I’m thinking of my Dad today, and definitely my mom, for another very special reason.  Today my mother also left this earth for heaven.  She and Dad are finally together, whole and healthy at last!  I can’t imagine the joy they’re both experiencing right now to be with Jesus, and to be together for eternity.  Jan told me that Mom opened her eyes, eyes that had been shut for days.  It was as if she saw something.  Then she closed her mouth, closed her eyes, and was gone.  Did she see heaven?  Did she see Dad, grinning from ear to ear?  Did she see her Savior?  What precious and awesome thoughts those are!   

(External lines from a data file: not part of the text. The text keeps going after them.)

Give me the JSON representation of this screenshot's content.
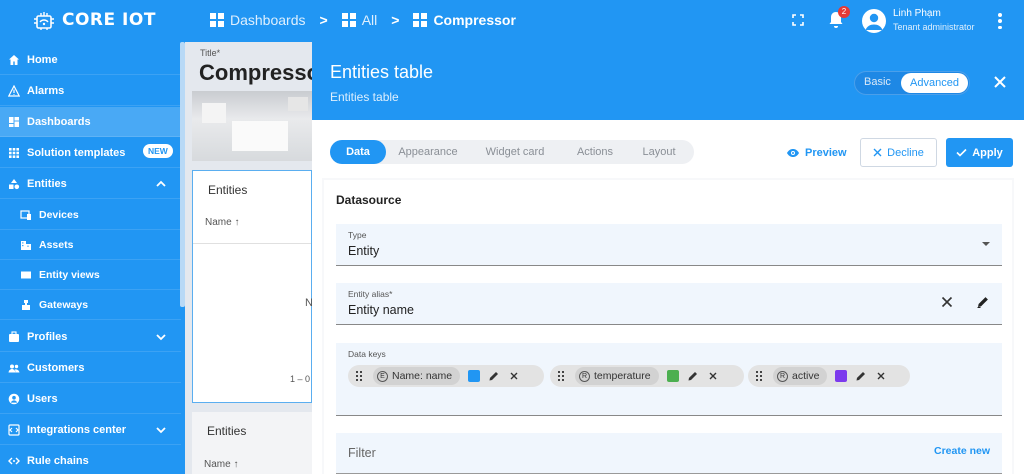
{
  "app": {
    "logo_text": "CORE IOT"
  },
  "breadcrumb": [
    {
      "label": "Dashboards"
    },
    {
      "label": "All"
    },
    {
      "label": "Compressor"
    }
  ],
  "breadcrumb_separator": ">",
  "notifications": {
    "count": "2"
  },
  "user": {
    "name": "Linh Phạm",
    "role": "Tenant administrator"
  },
  "sidebar": {
    "items": [
      {
        "label": "Home",
        "icon": "home-icon"
      },
      {
        "label": "Alarms",
        "icon": "warning-icon"
      },
      {
        "label": "Dashboards",
        "icon": "dashboard-icon",
        "selected": true
      },
      {
        "label": "Solution templates",
        "icon": "apps-icon",
        "badge": "NEW"
      },
      {
        "label": "Entities",
        "icon": "entities-icon",
        "expanded": true
      },
      {
        "label": "Devices",
        "icon": "devices-icon",
        "sub": true
      },
      {
        "label": "Assets",
        "icon": "assets-icon",
        "sub": true
      },
      {
        "label": "Entity views",
        "icon": "entity-views-icon",
        "sub": true
      },
      {
        "label": "Gateways",
        "icon": "gateways-icon",
        "sub": true
      },
      {
        "label": "Profiles",
        "icon": "profiles-icon",
        "collapsed": true
      },
      {
        "label": "Customers",
        "icon": "customers-icon"
      },
      {
        "label": "Users",
        "icon": "users-icon"
      },
      {
        "label": "Integrations center",
        "icon": "integrations-icon",
        "collapsed": true
      },
      {
        "label": "Rule chains",
        "icon": "rule-chains-icon"
      }
    ]
  },
  "dashboard": {
    "title_label": "Title*",
    "title": "Compressor",
    "card1": {
      "title": "Entities",
      "column": "Name",
      "row_partial": "N",
      "pagination_partial": "1 – 0"
    },
    "card2": {
      "title": "Entities",
      "column": "Name"
    }
  },
  "editor": {
    "title": "Entities table",
    "subtitle": "Entities table",
    "mode_basic": "Basic",
    "mode_advanced": "Advanced",
    "tabs": [
      {
        "label": "Data",
        "active": true
      },
      {
        "label": "Appearance"
      },
      {
        "label": "Widget card"
      },
      {
        "label": "Actions"
      },
      {
        "label": "Layout"
      }
    ],
    "preview_label": "Preview",
    "decline_label": "Decline",
    "apply_label": "Apply",
    "datasource": {
      "title": "Datasource",
      "type_label": "Type",
      "type_value": "Entity",
      "alias_label": "Entity alias*",
      "alias_value": "Entity name",
      "data_keys_label": "Data keys",
      "keys": [
        {
          "label": "Name: name",
          "type_glyph": "E",
          "color": "#2196f3"
        },
        {
          "label": "temperature",
          "type_glyph": "R",
          "color": "#4caf50"
        },
        {
          "label": "active",
          "type_glyph": "R",
          "color": "#7c3aed"
        }
      ],
      "filter_placeholder": "Filter",
      "create_new_label": "Create new"
    }
  },
  "colors": {
    "brand": "#2196f3",
    "badge": "#e53935"
  }
}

So while we cry at having to say goodbye to our last parent, we can’t help but smile and be so happy for her and for Dad.  Oh my goodness, I would love to have seen that reunion!  Someday we’ll join them there, and we’ll have so much joy and so much fun.  But until then, while we will sometimes weep and we will often miss them both, we can smile at God’s sweet goodness and rejoice over the certain hope we have of life together in heaven.  
 

Hey Mom, you and Dad have a great time up there! 

When we all get there, I do hope the Lord lets us sing “Oh, It Rained, Rained, Rained” again, just to torment dad. 

We’ll all see you in a couple blinks of an eye.